During his presidency, Olson has also served as chair of the NCAA Division II Presidents Council and served on the NCAA Board of Governors, and NCAA President Mark Emmert has visited campus numerous times, serving as commencement speaker and holding town-hall discussions with student-athletes.

== Housing ==
Daemen supports multiple student housing complexes and affiliations:

- Canavan Hall is a traditional five-story facility housing approximately 260 students and is primarily used as first-year and new student housing.

- Campus Apartments, housing approximately 384 students, is a complex of seven two-story apartment-style buildings providing housing typically for upperclassmen students.

- Snyder Park, which is adjacent to Daemen's Amherst campus, features apartment-style living with either single or double rooms.

Daemen also maintains a partnership with Collegiate Village, an independently operated housing complex, which typically houses upperclassmen students in two- and four-bedroom apartments.

== Media ==
A variety of student-sponsored and institutional-sponsored newspapers, magazines and periodicals have been published at Daemen.

The Summit yearbook was published from 1952 until 2012.

The Ascent student newspaper began printing in 1949 and was published until 2009. The Insight is Daemen's current student newspaper; it publishes twice a year. Daemen Today is the alumni periodical published once a year

== Traditions ==
Every fall Daemen hosts its annual Founders Celebration, which is a campus-wide event honoring the institution's origins and commemorating its history of scholarship. Events include the ringing of Founders Bell by representatives of the university, the Distinguished Alumni Awards Dinner, Daemen Day in Amherst in partnership with local businesses, key athletics events, and other student-centric events.

The university conducts white coat ceremonies for health-related degrees.

The ALHANA (African, Latinx, Hispanic, Asian, Native American) program and graduation celebrates individual student and class-wide accomplishments.

Springfest is an annual music festival hosted by the Daemen Student Government Association. Artists have included Drake.

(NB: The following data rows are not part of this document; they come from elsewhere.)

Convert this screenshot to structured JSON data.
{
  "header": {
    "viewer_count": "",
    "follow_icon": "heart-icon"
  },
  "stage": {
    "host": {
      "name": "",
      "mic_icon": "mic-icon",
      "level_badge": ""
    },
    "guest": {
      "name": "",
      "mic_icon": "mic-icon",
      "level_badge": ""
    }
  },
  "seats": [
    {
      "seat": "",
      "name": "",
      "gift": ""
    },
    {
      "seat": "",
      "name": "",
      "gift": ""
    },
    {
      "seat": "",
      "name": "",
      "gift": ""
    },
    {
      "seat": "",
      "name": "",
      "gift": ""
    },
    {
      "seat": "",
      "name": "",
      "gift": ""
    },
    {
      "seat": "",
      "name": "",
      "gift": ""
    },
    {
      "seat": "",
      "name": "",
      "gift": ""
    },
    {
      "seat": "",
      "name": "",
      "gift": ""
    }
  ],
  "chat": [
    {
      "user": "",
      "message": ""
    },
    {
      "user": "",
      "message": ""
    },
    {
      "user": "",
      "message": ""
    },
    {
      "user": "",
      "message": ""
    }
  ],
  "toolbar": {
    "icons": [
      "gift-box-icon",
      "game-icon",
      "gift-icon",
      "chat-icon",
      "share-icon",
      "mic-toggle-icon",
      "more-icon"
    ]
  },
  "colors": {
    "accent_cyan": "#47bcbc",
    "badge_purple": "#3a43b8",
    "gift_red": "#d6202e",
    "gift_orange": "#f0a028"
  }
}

Daemen Tradition Keepers complete a list of "50 Things to do Before You Graduate".

==Notable people==
===Alumni===
- Gerald Beverly 2015, professional basketball player for Amatori Udine of the Italian Serie A2 Basket league
- Catherine A. Carey 1967, former Clerk of the New York State Assembly from 1975 to 1984
- MaryEllen Elia 1970, former New York State Education Commissioner and former superintendent of Hillsborough County Public Schools in Tampa, Florida
- Mary Ann Esposito 1964, creator/host of Ciao Italia with Mary Ann Esposito, a cooking program that is the longest-running United States television series of its kind
- Sue Falsone 1996, owns Structure & Function by Sue Falsone. She was head of athletic training and sport performance with United States men's national soccer team, the first female physical therapist in MLB and head athletic trainer for the Los Angeles Dodgers
- Liz Liddy 1966, former dean of the iSchool at Syracuse University
- Linda L. Neider 1975, professor of management at Miami Herbert Business School at the University of Miami
- Alexander Nwora, former basketball player and coach of the Erie Kats
- Samuel Ouedraogo, basketball player and member of the Burkina Faso national basketball team

===Faculty===
- James K.Y. Kuo, professor of art. Kuo was an abstract expressionist painter. His works are in the Albright–Knox Art Gallery and the China Institute.